I have a matrix $$ \begin{bmatrix} -3.5 & 4.5 \\ 4.5 & -3.5 \\ \end{bmatrix} $$
I am tasked with finding 3 cubic roots of the matrix. I was able to find one using the characteristic equation $(-3.5 - \lambda)^2 - 4.5^2 = 0$, or equivalently $ \lambda^2 + 7 \lambda - 8 = 0$
I found eigenvalues $\lambda_1 = -8, \lambda_2 = 1$, with respective eigenvectors
$$
\begin{bmatrix}
1 \\
-1 \\
\end{bmatrix}
and
\begin{bmatrix}
1 \\
1 \\
\end{bmatrix}
$$
Doing the calculation $$ \begin{bmatrix} 1 & 1 \\ -1 & 1 \\ \end{bmatrix}* \begin{bmatrix} -8 & 0 \\ 0 & 1 \\ \end{bmatrix}^{1/3} * \begin{bmatrix} 1 & 1 \\ -1 & 1 \\ \end{bmatrix}^{-1} $$ Gives me \begin{bmatrix} -.5 & 1.5 \\ 1.5 & -.5 \\ \end{bmatrix}
Which is a correct cubic root, but I am not certain how to get two other cubic roots.
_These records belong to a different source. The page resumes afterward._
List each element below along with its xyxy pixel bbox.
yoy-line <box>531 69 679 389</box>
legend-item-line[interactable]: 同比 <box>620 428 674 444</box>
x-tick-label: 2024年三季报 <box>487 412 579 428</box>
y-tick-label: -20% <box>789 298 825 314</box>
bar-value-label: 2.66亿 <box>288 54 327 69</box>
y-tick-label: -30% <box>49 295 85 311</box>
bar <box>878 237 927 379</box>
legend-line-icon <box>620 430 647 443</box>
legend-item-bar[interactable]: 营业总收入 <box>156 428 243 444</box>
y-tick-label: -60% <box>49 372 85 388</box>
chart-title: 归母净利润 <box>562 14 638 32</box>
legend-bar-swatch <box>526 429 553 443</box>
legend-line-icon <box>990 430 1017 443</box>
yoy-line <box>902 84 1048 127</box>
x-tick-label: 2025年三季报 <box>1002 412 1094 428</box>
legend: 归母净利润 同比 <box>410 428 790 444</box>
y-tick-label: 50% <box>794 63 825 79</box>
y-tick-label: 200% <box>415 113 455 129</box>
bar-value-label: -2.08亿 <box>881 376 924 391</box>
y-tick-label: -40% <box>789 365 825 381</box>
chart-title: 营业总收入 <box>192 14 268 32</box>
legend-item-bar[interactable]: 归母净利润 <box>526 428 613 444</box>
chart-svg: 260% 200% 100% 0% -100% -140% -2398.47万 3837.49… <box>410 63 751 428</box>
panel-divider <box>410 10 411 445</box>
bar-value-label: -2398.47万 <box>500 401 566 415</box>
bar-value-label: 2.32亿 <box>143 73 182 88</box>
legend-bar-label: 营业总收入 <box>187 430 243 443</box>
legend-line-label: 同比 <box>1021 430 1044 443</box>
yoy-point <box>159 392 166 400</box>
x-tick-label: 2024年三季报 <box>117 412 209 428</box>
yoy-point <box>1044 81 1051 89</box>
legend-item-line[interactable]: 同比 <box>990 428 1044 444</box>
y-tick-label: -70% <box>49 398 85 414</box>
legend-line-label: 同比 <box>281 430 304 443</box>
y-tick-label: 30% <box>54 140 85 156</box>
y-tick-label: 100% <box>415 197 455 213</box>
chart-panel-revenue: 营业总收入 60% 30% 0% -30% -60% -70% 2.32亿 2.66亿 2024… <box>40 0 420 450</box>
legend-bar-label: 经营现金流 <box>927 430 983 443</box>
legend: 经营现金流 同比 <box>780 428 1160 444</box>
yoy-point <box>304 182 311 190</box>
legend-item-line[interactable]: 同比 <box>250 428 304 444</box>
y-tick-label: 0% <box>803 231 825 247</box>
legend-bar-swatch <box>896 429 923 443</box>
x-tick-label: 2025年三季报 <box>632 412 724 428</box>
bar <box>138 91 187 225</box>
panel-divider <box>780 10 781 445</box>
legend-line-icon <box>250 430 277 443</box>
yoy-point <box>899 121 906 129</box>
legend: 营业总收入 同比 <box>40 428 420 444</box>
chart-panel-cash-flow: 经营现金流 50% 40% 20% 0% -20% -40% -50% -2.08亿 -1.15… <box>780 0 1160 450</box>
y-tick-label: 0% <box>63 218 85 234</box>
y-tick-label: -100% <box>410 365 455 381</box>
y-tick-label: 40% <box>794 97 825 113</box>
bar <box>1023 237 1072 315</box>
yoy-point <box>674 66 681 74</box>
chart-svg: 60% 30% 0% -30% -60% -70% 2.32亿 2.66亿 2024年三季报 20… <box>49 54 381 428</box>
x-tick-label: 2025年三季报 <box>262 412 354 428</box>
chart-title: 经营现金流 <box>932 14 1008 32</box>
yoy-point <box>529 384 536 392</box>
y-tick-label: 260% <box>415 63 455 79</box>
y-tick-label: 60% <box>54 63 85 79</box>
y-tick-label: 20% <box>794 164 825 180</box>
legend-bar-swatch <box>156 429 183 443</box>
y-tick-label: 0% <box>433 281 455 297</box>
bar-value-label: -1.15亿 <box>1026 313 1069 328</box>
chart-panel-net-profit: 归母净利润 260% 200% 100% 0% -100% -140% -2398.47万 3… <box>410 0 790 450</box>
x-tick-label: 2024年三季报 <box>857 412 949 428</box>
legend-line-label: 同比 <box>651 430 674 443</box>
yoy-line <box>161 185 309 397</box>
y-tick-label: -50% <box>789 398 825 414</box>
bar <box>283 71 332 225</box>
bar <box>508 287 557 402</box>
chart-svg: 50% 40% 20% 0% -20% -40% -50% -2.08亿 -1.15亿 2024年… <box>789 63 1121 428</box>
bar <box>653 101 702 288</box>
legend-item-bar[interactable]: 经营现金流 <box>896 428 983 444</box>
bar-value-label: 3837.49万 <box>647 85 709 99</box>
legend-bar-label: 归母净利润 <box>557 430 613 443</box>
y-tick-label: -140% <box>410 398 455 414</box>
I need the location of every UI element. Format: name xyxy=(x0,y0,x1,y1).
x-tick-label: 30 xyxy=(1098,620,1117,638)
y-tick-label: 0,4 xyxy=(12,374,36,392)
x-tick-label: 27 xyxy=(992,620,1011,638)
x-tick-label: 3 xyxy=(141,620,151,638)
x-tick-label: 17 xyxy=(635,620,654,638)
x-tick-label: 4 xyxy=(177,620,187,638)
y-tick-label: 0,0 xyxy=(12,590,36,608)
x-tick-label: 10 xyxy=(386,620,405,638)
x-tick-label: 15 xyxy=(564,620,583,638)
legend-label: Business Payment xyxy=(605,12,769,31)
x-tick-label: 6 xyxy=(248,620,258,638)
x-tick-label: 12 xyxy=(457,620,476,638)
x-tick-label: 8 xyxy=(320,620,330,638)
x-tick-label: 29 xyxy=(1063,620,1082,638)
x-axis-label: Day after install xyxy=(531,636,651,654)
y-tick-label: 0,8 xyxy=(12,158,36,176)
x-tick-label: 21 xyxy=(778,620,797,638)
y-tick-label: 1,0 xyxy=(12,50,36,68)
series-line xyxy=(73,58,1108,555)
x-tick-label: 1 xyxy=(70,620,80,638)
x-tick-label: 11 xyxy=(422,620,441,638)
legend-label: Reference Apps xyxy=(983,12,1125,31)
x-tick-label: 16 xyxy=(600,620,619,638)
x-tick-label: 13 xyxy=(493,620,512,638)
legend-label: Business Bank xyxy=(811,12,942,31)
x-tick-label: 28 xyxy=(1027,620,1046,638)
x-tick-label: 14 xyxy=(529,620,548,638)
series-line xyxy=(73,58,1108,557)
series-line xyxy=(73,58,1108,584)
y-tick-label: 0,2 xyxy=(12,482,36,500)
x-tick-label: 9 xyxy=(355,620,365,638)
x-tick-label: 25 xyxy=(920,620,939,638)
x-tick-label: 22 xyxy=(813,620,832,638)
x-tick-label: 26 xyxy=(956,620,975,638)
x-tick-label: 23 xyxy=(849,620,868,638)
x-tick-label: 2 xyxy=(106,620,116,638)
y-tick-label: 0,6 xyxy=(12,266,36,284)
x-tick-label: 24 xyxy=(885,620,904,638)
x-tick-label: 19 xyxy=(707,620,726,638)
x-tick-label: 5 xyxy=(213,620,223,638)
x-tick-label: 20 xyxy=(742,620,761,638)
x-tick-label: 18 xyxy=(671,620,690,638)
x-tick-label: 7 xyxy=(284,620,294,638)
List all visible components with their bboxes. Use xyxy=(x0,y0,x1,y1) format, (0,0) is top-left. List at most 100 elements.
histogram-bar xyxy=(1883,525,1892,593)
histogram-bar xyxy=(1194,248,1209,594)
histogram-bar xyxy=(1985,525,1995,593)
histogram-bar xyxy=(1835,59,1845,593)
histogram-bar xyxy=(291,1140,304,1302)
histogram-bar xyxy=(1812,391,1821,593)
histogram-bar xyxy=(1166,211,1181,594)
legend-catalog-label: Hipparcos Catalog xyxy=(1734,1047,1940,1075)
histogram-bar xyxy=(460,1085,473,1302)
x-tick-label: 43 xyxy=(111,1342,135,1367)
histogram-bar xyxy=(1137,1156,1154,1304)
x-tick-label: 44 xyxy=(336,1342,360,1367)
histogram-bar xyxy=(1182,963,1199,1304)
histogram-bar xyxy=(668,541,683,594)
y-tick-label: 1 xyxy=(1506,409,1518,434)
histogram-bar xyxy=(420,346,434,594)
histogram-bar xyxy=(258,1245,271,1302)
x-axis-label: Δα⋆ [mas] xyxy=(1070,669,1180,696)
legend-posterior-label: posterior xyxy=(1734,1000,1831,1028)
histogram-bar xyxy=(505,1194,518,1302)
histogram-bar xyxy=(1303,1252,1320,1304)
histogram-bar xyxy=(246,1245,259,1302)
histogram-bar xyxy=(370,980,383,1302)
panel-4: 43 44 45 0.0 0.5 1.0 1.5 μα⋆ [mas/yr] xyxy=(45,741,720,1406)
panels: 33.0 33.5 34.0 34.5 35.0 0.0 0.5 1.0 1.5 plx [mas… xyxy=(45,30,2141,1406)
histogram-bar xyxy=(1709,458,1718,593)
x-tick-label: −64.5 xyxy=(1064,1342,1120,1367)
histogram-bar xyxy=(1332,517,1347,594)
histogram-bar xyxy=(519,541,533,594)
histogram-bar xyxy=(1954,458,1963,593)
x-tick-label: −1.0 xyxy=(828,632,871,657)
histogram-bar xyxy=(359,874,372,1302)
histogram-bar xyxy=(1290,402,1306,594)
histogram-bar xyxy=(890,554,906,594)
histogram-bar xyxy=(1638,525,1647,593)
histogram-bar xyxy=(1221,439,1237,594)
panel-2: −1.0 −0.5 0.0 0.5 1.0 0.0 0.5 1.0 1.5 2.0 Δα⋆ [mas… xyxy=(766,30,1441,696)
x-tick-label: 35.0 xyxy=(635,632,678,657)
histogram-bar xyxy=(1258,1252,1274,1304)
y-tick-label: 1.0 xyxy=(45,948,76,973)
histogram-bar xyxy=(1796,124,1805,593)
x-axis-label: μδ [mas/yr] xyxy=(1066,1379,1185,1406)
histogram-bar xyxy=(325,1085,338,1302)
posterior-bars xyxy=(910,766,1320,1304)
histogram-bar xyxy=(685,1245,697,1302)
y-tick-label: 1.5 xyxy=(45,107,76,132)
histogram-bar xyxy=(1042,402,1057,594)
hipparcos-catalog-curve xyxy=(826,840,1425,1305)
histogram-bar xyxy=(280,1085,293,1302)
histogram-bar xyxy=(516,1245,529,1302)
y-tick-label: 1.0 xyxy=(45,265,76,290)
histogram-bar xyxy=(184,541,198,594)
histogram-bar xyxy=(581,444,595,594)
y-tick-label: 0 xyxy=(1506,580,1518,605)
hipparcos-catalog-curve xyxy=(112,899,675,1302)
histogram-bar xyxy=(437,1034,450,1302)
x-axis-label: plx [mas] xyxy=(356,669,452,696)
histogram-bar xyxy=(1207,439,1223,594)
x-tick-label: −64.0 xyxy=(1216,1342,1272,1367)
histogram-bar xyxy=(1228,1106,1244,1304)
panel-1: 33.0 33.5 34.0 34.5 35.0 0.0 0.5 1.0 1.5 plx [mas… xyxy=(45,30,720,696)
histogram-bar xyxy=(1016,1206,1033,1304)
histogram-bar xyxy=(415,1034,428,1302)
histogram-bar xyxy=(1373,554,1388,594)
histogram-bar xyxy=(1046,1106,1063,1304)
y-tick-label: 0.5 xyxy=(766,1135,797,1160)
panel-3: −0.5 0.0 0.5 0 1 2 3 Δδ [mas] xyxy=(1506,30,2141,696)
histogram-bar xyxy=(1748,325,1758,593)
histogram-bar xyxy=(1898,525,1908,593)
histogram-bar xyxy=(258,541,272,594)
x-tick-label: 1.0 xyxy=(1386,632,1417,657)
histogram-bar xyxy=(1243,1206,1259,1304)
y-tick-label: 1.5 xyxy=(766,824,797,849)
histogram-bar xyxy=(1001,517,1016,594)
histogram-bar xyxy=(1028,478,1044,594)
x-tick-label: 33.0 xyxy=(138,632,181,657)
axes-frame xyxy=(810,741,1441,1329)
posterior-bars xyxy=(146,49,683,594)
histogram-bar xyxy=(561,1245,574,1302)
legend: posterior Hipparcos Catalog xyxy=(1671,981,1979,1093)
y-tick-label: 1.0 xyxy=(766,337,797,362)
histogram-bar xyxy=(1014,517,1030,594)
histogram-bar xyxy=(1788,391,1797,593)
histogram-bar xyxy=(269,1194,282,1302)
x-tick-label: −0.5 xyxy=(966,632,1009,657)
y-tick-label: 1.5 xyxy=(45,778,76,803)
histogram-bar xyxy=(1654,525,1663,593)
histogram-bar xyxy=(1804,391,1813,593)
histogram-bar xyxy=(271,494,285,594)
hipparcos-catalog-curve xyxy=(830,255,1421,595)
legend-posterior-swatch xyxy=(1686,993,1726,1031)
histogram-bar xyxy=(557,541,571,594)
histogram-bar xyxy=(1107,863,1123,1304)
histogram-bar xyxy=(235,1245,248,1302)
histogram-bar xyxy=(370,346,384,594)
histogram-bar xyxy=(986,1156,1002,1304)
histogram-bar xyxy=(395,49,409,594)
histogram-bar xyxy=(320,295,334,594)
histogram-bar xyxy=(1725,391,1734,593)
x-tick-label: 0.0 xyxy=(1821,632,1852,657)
I know previously I have taken a $\pm \lambda$ due to the factor $(-\lambda)^2 = \lambda^2$, but those seemed to only work in cases where the power is even. With a cubic root it seems as though the eigenvalue matrix can't be along the lines of \begin{bmatrix} \pm(-8)^{1/3} & 0 \\ 0 & \pm 1 \\ \end{bmatrix} because the negative sign will stick around due to the odd power.